Ho finito anche io la lettura e mi trovo d'accordo con @bibbagood sulla valenza politico-filosofica dell'ultimo capitolo. Non vado molto d'accordo con i temi politici, neanche quando applicati alla sociologia, per cui questo quarto capitolo per me è stato... poco convincente (?) Personalmente avrei condensato tutto nel terzo capitolo e avrei chiuso lì.
Nel terzo capitolo si parla di mixofobia, che la Treccani ci definisce come "rifiuto della mescolanza tra culture". Nel quarto capitolo, Bauman non fa altro che riprendere il concetto di mixofobia per spiegare come questa abbia portato alla nascita di un nuovo fenomeno: la paura per la propria incolumità.
Paura che già emergeva nel terzo capitolo, quando Bauman parlava delle strette suddivisioni del territorio tra etnie e classi sociali (per questo dico che avrebbe potuto condensare in un unico capitolo; non è che se ne esca con queste novità pazzesche).
Semplicemente, nel quarto capitolo c'è una spinta in più: la paura non è tanto per il diverso da noi, ma per il diverso che è visto come un "vivente di serie B".
La modernità ha sempre prodotto fin dal suo avvento enormi quantità di rifiuti umani. Ma le sue gravissime conseguenze sono state a lungo tenute nascoste dalla politica di smantellamento dei rifiuti…ovvero la trasformazione di ampie aree del mondo in discariche.
Ecco che quanto anticipato nel terzo capitolo assume tutto un altro sapore: la compartimentazione dei territori, infatti, non è tanto legata ad una volontà egoistica di avere un proprio spazio, scevro da ogni rischio di invasione, quanto piuttosto ad una vera e propria paura di "contaminarsi" attraverso il contatto con persone "portatrici di sporcizia".
Parte una riesamina delle "discariche umane" che sono state create sin dai tempi dell'imperialismo. Confinare gli indesiderati in certe zone geografiche è sembrata, fino a questo momento, un'ottima idea: per difendersi dalla contaminazione, infatti, basta evitare accuratamente di valicare i limiti della "civiltà".
Ma "
oggigiorno il pianeta sta esaurendo tali discariche, mentre la produzione di rifiuti continua inesorabilmente". Che fare allora?
La soluzione più ovvia sarebbe fermarsi un attimo a riflettere; ma in un mondo che corre a velocità supersoniche forse è meglio dichiarare di avere la coda, susciterebbe meno perplessità. Meglio giustificare l'esistenza delle discariche umane dietro a motivazioni assurde ma perfettamente logiche: "gli immigrati ci rubano il lavoro"; "gli immigrati ci vogliono colonizzare"; "il terrorismo è colpa degli immigrati". Ma quante volte le sentiamo queste cose in quei salotti pseudo-intellettualoidi alla tv? Purtroppo, veramente troppe. E continuano ad aumentare.

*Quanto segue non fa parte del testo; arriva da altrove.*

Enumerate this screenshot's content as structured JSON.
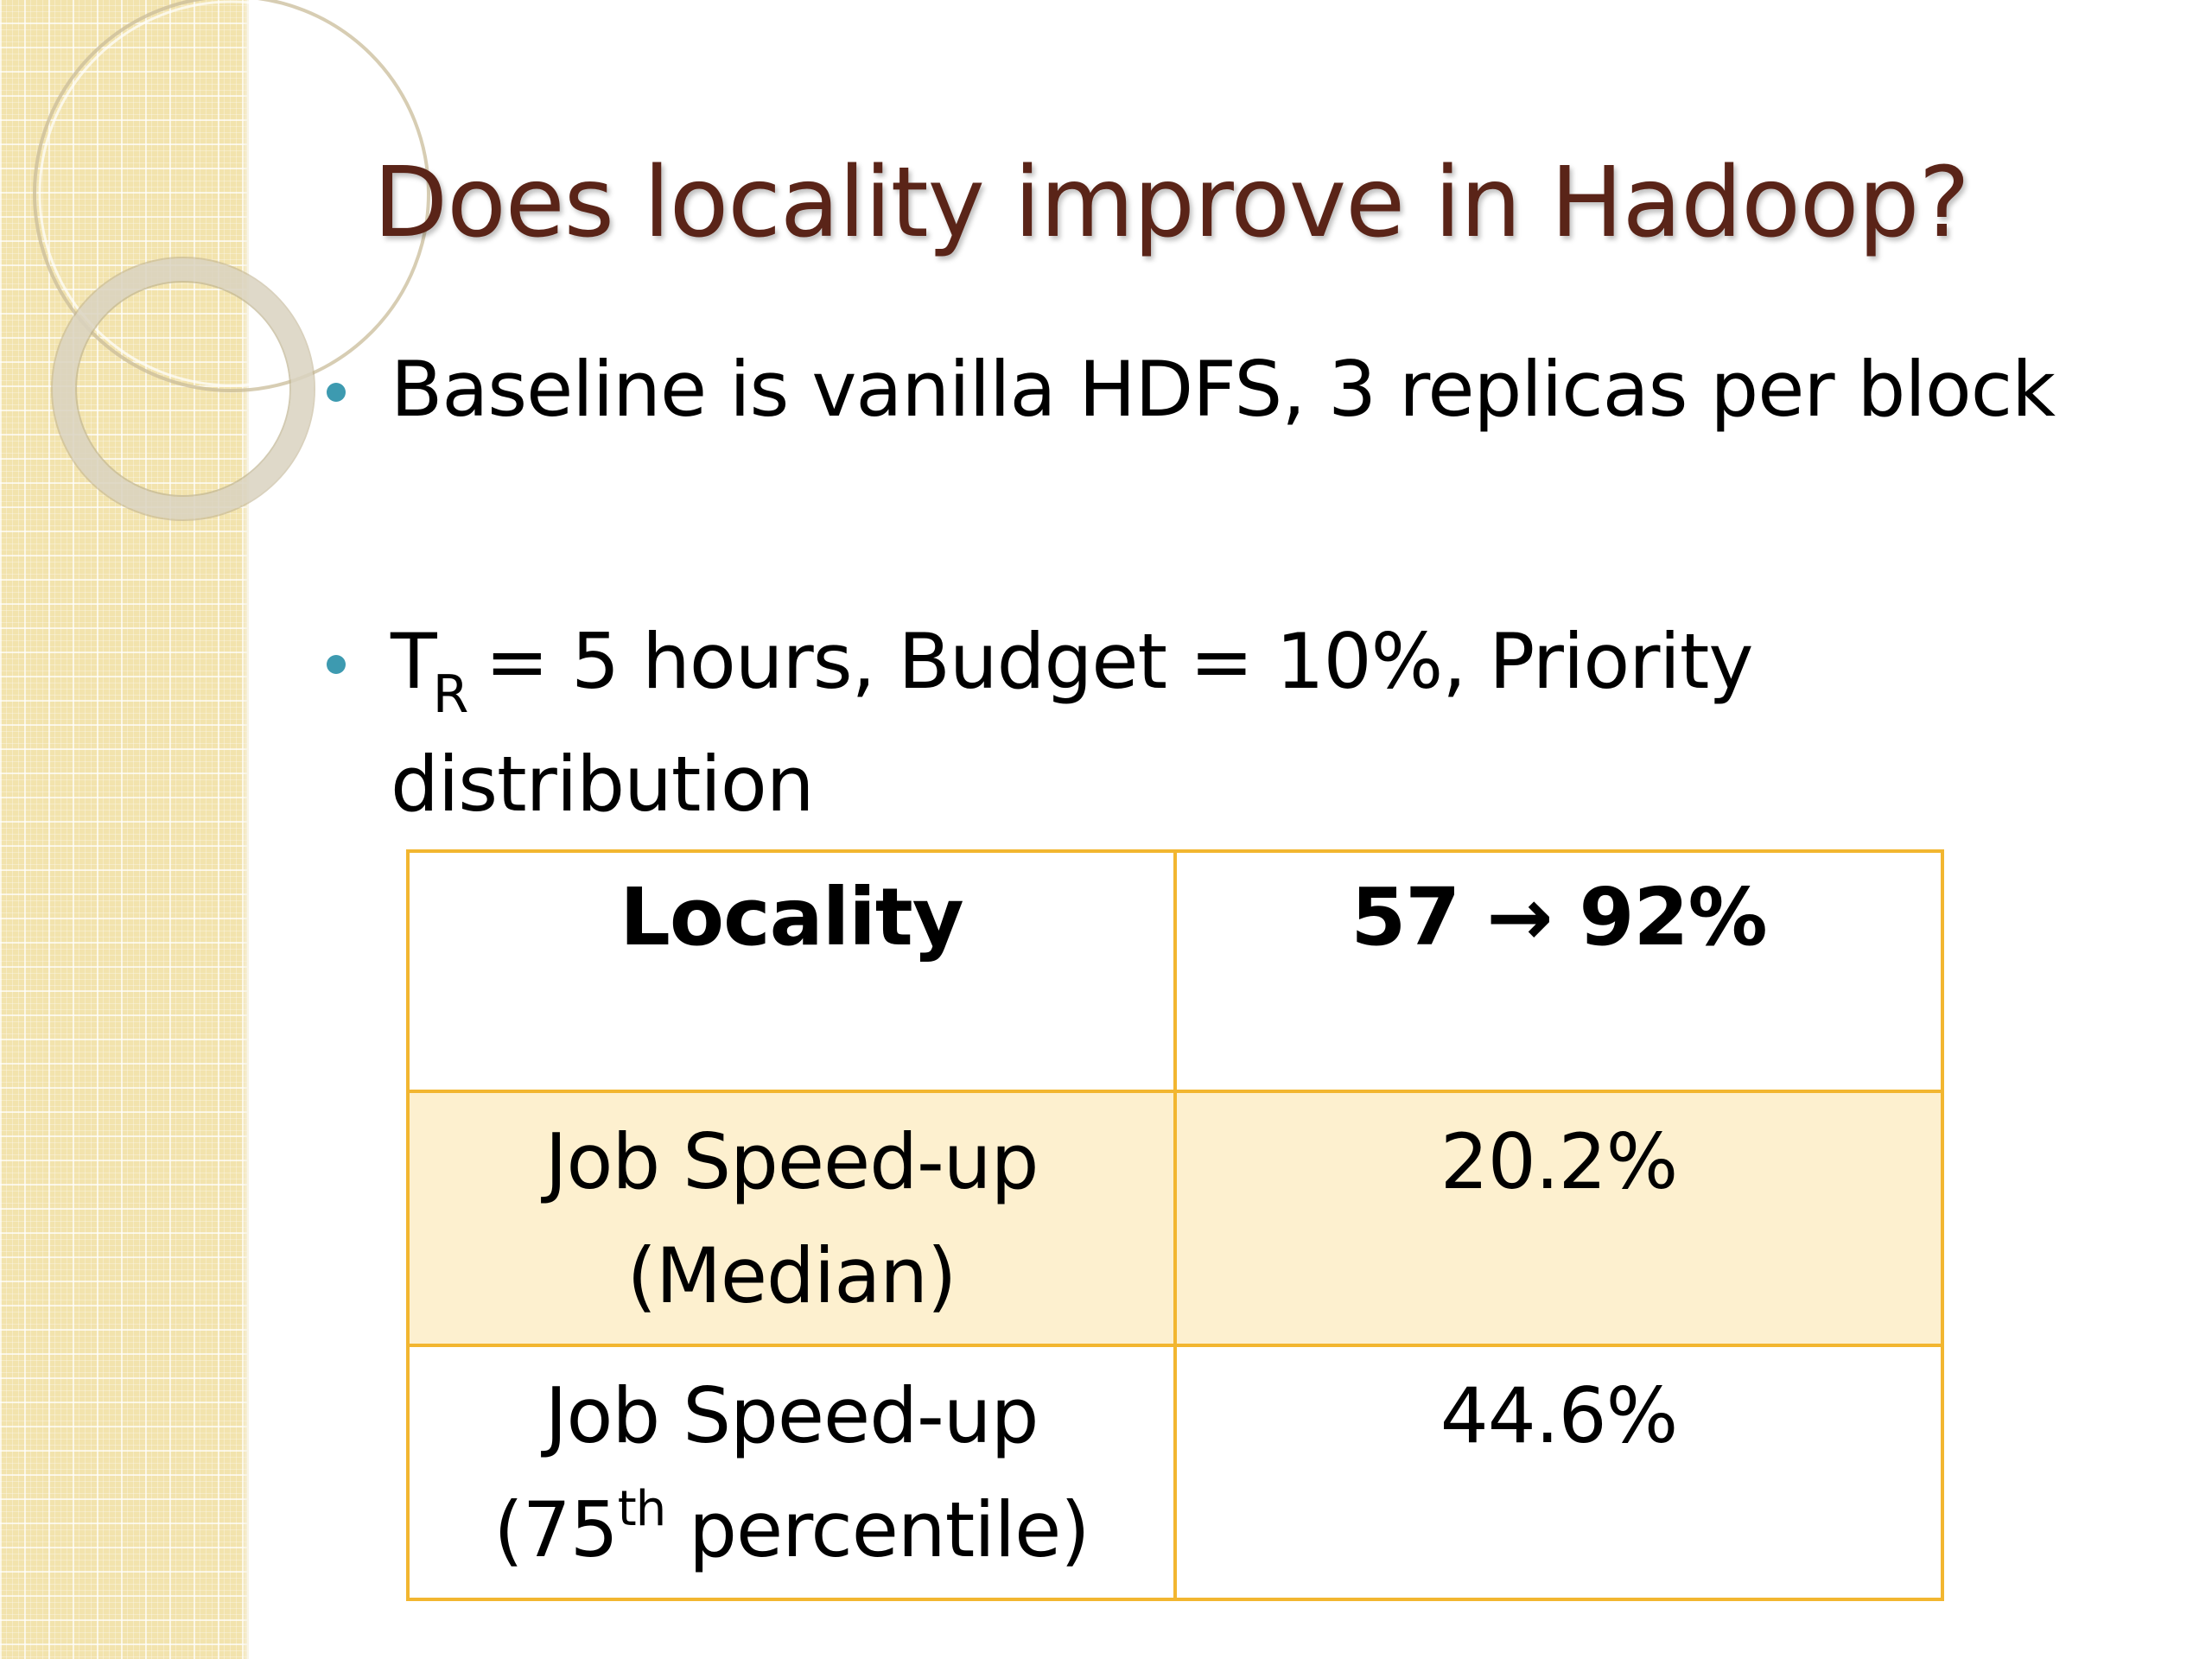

Gli stranieri, resi capro espiatorio di tutti i mali del mondo, "
si trovano sotto una duplice morsa: vengono cacciati dal loro paese e respinti dal paese ospitante. Essi vengono catapultati in un niente, in un luogo senza un luogo".
Visto e considerato che molti governi (tra cui il Trump 2, come tristemente ricordava @bibbagood) propongono di confinare i migranti in appositi campi-discariche, possibilmente fuori dalla città, "
il cui accesso è severamente vietato alle altre forme di vita", forse è quasi meglio abitare un non-luogo. In un non-luogo sei comunque libero; in un campo no. In un campo non hai neanche la dignità di essere umano, la dignità di cui ci parlava Bauman nel terzo capitolo (e torno sempre là, poteva unire).
Questo quarto capitolo ha il sapore della profezia nefasta, quella che sai che incombe sulla tua testa ma che fai di tutto per ignorare, come i bambini che nascondono gli occhi dietro le dita e per loro è tutto scomparso. E invece è ancora tutto qui; e lo stiamo vedendo, oggi più che mai. La considerazione è amarissima, e quel foriero di cattivi presagi di Bauman non se ne poteva certo esimere.
Però non tutto è perduto: anche Bauman, infatti, riconosce nel dibattito una possibile via d'uscita. In fondo, la costruzione sociale è, per l'appunto, una costruzione; e come tutte le costruzioni, può comporsi e ricomporsi continuamente.
Chissà se in futuro questa costruzione smetterà di essere prigione e diventerà castello.